8 MARZO: GIORNATA DI LOTTA

CatturaLa prima Giornata della Donna si tenne il 28 febbraio 1909 con una manifestazione in favore al diritto di voto femminile. Qualche anno dopo, con un imponente sciopero di più di 20.000 camiciaie newyorkesi, a questa rivendicazione si affiancarono anche richieste politiche e sindacali. Fu però nel 1921, con la Seconda conferenza internazionale delle donne comuniste, che si fissò la data dell’8 marzo come Giornata Internazionale della Donna. In Italia la Giornata Internazionale della Donna fu tenuta per la prima volta solo nel 1922 per iniziativa del Partito Comunista Italiano. Dagli anni ’70 i contenuti di questa giornata si espansero anche alla sfera sociale, andando a toccare tematiche ritenute “scandalose” come quelle dell’aborto, del divorzio e della sessualità. Fu nel 1977 che la giornata dell’8 marzo assunse un carattere istituzionale e globale, con la risoluzione dell’Assemblea generale delle Nazioni Unite che la proclama “Giornata per i diritti della Donna e la pace internazionale”.

Riteniamo però che oggi il filo conduttore che nel passato ha legato questa giornata di lotta si sia perduto, o meglio sia stato volutamente strappato dalle mani delle donne, per essere sostituito con un’innocua festa commerciale e priva di contenuti, portando così le donne delle piazze alle discoteche.

Questo in parte perché le conquiste ottenute negli anni’70 hanno “accontentato” il movimento e in qualche modo hanno fatto credere alle donne che leggi, come quella sull’aborto o sul divorzio, portassero ad un’emancipazione ed a una parità reale quando invece, ancora oggi, le discriminazioni sociali colpiscono, anche nei paesi cosiddetti “sviluppati”.

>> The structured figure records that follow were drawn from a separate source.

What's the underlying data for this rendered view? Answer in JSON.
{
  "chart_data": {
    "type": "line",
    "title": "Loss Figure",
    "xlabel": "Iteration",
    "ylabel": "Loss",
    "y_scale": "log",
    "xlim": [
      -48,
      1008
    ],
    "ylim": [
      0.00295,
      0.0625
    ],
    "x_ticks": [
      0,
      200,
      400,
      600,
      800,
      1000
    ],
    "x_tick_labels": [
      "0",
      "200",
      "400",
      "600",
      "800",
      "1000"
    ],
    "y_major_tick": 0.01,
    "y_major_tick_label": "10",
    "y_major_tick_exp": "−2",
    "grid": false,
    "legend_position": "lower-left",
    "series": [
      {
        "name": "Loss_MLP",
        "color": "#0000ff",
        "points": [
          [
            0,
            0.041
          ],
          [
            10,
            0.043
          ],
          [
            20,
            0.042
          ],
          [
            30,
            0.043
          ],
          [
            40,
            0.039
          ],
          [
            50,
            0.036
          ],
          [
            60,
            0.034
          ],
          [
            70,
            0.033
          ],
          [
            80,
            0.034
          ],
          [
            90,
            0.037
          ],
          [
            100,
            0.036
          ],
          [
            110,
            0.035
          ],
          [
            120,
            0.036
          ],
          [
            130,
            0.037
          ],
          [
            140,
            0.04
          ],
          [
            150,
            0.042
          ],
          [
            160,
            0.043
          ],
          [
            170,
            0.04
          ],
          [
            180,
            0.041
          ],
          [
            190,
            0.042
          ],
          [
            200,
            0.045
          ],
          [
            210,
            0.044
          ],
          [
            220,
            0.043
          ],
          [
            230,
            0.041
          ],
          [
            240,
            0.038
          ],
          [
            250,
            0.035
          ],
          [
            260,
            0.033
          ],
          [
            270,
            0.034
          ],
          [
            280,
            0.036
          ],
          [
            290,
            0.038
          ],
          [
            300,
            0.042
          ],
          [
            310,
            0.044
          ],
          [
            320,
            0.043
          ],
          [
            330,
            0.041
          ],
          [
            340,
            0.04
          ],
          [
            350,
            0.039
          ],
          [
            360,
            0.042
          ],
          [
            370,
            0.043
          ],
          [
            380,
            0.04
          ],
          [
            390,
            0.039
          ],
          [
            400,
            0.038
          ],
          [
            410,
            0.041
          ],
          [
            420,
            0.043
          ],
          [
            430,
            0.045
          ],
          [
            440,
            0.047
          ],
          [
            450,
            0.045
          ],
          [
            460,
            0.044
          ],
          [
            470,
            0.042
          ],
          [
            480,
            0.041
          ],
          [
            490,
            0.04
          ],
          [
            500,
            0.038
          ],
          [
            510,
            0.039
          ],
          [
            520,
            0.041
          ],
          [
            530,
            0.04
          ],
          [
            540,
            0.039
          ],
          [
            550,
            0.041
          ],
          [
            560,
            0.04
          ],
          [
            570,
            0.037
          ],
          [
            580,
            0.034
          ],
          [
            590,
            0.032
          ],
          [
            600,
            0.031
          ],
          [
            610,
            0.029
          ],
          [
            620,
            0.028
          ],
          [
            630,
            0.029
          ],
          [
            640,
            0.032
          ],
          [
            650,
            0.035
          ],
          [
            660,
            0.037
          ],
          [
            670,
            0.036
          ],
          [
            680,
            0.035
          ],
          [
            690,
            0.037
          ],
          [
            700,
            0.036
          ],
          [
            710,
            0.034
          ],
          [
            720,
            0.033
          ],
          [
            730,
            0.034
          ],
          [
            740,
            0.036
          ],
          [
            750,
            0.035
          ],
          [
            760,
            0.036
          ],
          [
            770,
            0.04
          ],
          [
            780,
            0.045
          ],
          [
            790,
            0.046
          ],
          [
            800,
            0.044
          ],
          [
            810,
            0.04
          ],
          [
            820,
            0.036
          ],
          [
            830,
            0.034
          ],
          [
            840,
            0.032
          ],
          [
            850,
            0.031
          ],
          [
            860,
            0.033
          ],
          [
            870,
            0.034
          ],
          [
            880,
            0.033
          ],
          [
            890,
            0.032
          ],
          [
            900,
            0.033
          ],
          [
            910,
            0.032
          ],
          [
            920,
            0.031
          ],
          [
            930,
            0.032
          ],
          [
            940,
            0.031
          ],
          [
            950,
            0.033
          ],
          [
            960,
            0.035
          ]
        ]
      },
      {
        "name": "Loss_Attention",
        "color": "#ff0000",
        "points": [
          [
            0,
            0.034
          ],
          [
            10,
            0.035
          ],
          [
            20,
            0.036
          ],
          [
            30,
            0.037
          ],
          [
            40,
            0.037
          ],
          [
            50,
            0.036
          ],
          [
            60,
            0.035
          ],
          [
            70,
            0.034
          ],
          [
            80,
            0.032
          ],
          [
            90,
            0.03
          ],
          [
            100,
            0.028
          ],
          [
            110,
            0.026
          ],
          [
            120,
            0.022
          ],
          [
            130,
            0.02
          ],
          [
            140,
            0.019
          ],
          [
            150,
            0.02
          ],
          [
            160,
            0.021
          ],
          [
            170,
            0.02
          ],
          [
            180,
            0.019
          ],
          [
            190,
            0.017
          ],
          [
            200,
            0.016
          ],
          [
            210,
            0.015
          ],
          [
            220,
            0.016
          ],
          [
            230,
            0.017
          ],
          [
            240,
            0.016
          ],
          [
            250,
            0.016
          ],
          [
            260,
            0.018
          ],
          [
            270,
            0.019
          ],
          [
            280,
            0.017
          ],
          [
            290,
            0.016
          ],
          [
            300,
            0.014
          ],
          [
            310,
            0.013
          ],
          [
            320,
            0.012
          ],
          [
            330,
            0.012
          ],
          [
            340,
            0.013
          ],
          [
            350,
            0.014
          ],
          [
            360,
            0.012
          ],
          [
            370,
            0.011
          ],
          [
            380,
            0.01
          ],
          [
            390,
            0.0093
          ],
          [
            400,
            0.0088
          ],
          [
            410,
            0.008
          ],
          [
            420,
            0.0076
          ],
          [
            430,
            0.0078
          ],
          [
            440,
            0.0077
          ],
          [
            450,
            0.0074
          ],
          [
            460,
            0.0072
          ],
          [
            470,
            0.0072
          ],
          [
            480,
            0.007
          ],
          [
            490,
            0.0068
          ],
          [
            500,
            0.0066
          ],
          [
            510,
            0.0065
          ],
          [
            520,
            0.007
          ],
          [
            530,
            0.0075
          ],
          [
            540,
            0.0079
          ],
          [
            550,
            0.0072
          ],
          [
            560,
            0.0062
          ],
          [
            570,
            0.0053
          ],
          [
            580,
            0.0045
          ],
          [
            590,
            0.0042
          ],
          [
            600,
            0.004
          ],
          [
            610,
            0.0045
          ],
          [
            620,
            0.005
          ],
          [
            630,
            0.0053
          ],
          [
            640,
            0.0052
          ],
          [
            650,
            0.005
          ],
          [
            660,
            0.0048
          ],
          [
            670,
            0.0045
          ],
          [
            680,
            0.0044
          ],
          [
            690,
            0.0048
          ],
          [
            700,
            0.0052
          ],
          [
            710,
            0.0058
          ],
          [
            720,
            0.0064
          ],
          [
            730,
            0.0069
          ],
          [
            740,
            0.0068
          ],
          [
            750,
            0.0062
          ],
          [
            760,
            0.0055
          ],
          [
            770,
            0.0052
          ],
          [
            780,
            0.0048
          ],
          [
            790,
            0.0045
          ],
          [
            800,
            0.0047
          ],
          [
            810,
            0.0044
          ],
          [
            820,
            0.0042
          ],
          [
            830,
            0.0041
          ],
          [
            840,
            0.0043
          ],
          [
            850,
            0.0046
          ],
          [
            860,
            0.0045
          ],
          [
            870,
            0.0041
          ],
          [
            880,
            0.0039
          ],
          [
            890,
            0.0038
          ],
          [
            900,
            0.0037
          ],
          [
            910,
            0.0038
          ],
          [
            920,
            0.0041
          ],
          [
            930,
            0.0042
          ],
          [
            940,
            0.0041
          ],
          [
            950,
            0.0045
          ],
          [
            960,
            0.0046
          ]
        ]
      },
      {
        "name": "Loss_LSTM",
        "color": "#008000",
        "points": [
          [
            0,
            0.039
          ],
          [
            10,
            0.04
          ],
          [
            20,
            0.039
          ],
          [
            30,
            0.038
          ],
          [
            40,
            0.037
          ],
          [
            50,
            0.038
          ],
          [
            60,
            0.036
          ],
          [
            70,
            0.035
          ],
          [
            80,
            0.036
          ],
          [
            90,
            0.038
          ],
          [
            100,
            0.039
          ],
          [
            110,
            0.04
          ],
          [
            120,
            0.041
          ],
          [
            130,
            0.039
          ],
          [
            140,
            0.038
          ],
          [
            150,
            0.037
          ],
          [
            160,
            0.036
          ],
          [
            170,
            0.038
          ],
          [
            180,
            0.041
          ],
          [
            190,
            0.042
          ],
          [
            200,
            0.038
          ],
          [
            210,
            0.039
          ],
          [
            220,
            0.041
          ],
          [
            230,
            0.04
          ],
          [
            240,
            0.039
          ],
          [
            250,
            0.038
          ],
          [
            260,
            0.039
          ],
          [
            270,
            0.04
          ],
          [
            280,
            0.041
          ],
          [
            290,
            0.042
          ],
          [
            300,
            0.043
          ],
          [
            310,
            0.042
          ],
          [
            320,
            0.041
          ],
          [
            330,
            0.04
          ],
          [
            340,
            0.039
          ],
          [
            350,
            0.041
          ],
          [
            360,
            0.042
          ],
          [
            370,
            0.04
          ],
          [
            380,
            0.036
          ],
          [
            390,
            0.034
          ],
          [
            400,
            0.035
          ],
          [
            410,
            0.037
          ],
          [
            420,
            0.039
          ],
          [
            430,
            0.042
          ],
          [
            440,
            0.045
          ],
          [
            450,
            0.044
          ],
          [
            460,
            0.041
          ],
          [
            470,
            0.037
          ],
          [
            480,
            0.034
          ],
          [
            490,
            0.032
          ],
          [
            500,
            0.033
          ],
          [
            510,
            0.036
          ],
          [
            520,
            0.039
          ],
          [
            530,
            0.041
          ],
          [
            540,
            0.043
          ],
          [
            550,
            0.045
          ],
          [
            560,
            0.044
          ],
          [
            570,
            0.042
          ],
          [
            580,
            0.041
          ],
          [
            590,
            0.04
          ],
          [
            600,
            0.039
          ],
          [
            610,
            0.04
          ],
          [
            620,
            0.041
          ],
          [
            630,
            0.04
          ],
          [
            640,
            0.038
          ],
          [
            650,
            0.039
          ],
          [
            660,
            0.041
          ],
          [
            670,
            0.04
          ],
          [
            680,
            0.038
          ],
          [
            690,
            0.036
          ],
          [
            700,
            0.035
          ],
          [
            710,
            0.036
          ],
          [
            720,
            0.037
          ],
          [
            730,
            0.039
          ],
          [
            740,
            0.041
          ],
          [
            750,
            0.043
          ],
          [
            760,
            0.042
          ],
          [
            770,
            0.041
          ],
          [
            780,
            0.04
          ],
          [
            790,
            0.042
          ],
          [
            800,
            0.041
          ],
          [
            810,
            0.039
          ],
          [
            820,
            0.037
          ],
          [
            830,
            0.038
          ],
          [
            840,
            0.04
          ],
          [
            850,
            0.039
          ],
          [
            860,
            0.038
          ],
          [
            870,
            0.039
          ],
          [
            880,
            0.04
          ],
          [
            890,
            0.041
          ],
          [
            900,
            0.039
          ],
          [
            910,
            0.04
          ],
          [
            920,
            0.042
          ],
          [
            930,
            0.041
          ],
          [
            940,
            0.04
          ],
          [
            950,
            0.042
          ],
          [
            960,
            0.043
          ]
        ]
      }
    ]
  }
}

Dai colloqui che per le aspiranti lavoratrici contengono molte domande sulla loro vita privata, ai ricatti in caso di maternità o di richieste di flessibilità oraria, per non parlare del fatto che, a parità di posizione lavorativa, il lavoro delle donne è retribuito circa il 20% in meno. Fino ad arrivare alla visione androcentrica della sessualità per quale la donna è considerata solo un oggetto a servizio del piacere maschile, le vie delle nostre città infatti pullulano di pubblicità di ogni tipo con donne seminude.

Esistono molteplici teorie sull’origine delle discriminazioni della donna. Alcune di queste hanno portato una parte del movimento ad una svolta teorica perché influenzate dal mito che la donna è sempre stata oppressa per via delle differenze sessuali biologiche tra il sesso maschile e quello femminile, arrivando all’errata conclusione che non sia il sistema capitalista bensì l’uomo ad essere il nemico principale della donna.

In realtà le cause sono esclusivamente storiche e sociali, le donne infatti non sono sempre state il “secondo sesso”. La subordinazione della donna non si deve a nessuna differenza biologica, ma alla sostituzione nella storia della società matriarcale con una società classista e le sue istituzioni: la famiglia patriarcale, la proprietà privata e lo stato. La sconfitta delle donne coincise con la dominazione dei padroni sulla massa dei lavoratori.

La lotta anti-sessista deve quindi andare di pari passo con la lotta anti-capitalista, in quanto due facce della stessa medaglia: la lotta di classe. Ecco perché l’8 marzo deve essere un giorno di lotta. Non si sta di certo parlando di giornate come quelle indette dal movimento “se non ora quando?” che hanno come fine quello di dividere le donne buone dalle “buone donne”, senza porre in discussione il sistema che costringe alcune ragazze a scelte moralmente discutibili. Parliamo invece della lotta genuina delle Valsusine che con ogni mezzo difendono la propria terra, delle operaie degli stabilimenti Omsa che lottano per il proprio posto di lavoro, delle donne che reagiscono alle violenze fisiche e non e infine della lotta quotidiana di tutte le donne che si dividono tra famiglia e lavoro nonostante i pregiudizi e le difficoltà imposte dal sistema.